Congrats! You guys rocked and everything went well... :wink:


----------



## quackattack (Sep 27, 2003)

Thanks Scott. Glad you survived the hurricane.  I'm anxious to see how much we ended up making for our fund. 
:beer:


----------



## Duckslayer100 (Apr 7, 2004)

Great fun...and I won a door prize!!! The picture looks good by my bed :wink: Also thought the food was very good and the stuff that was talked about was very interesting. I agrea on the audience though. It seemed the only time they were quit was when the prizes were being announced... :roll:


----------



## Matt Jones (Mar 6, 2002)

Thanks again for everyone who made it, the turnout was much better than we had anticipated and it made for a great event for everyone who came as well as a great event for Delta. It was good getting a chance to meet some of you guys and put some faces to names. Who knows, maybe we can get a chance to sit in a spread sometime this fall.

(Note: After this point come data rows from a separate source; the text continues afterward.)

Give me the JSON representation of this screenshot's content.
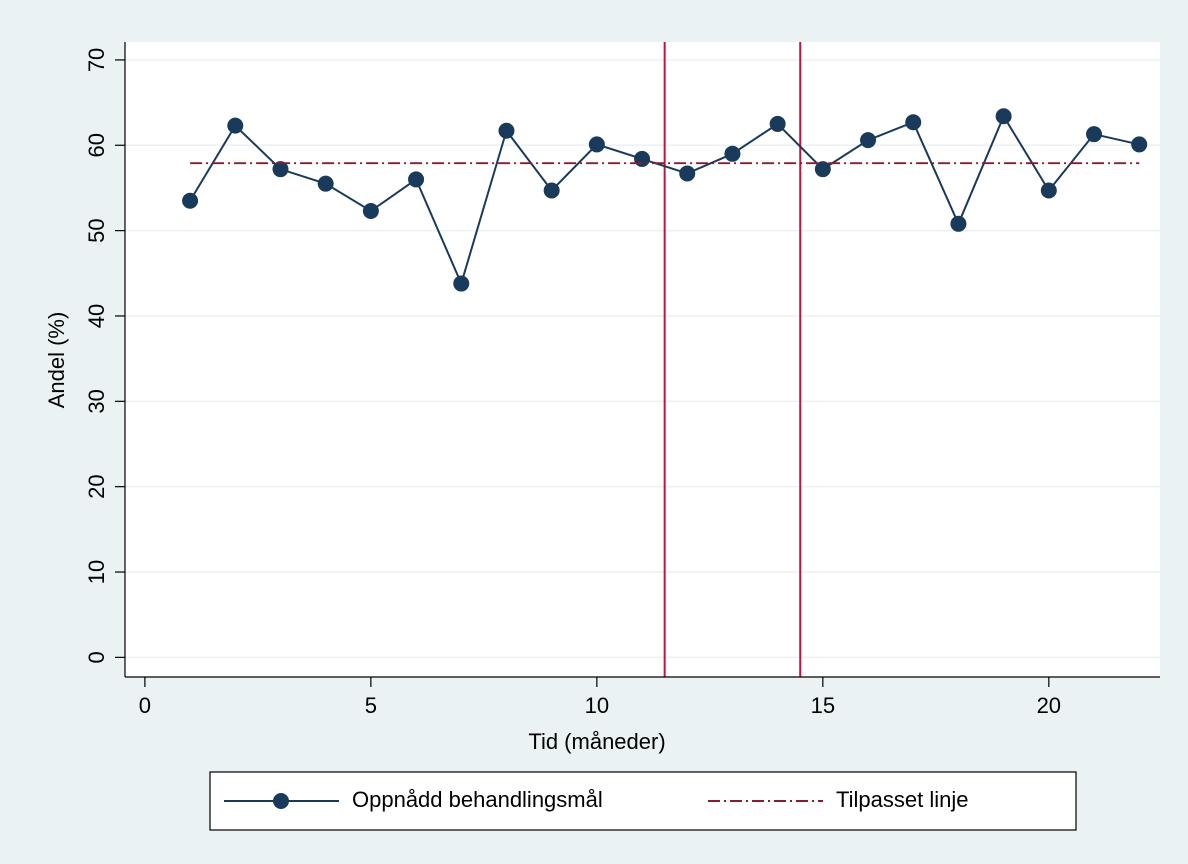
{
  "chart_data": {
    "type": "line",
    "x_label": "Tid (måneder)",
    "y_label": "Andel (%)",
    "xlim": [
      -0.44,
      22.46
    ],
    "ylim": [
      -2.3,
      72.1
    ],
    "xticks": [
      0,
      5,
      10,
      15,
      20
    ],
    "yticks": [
      0,
      10,
      20,
      30,
      40,
      50,
      60,
      70
    ],
    "grid": true,
    "series": [
      {
        "name": "Oppnådd behandlingsmål",
        "color": "#1a3a5c",
        "marker": true,
        "x": [
          1,
          2,
          3,
          4,
          5,
          6,
          7,
          8,
          9,
          10,
          11,
          12,
          13,
          14,
          15,
          16,
          17,
          18,
          19,
          20,
          21,
          22
        ],
        "values": [
          53.5,
          62.3,
          57.2,
          55.5,
          52.3,
          56,
          43.8,
          61.7,
          54.7,
          60.1,
          58.4,
          56.7,
          59,
          62.5,
          57.2,
          60.6,
          62.7,
          50.8,
          63.4,
          54.7,
          61.3,
          60.1
        ]
      },
      {
        "name": "Tilpasset linje",
        "color": "#8b1a2b",
        "marker": false,
        "dash": "12 4 2 4",
        "x": [
          1,
          22
        ],
        "values": [
          57.9,
          57.9
        ]
      }
    ],
    "reference_lines": {
      "x": [
        11.5,
        14.5
      ],
      "color": "#c0143c"
    }
  }
}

I think Bob Supuck did a great job as our keynote speaker. I wouldn't pay much attention to the audience not listening as it's nothing new since it'll happen at most banquets. Rob Olson spoke at the Fargo banquet and did an excellent job and the audience was the same way. You have to remember that although there's a lot of hardcore hunters there, there's also quite a few people who are there just to enjoy the banquet. The people who want to listen, and subsequently the people that Delta wants to especially hear the message, were able to...and in the end that's what really counts.


----------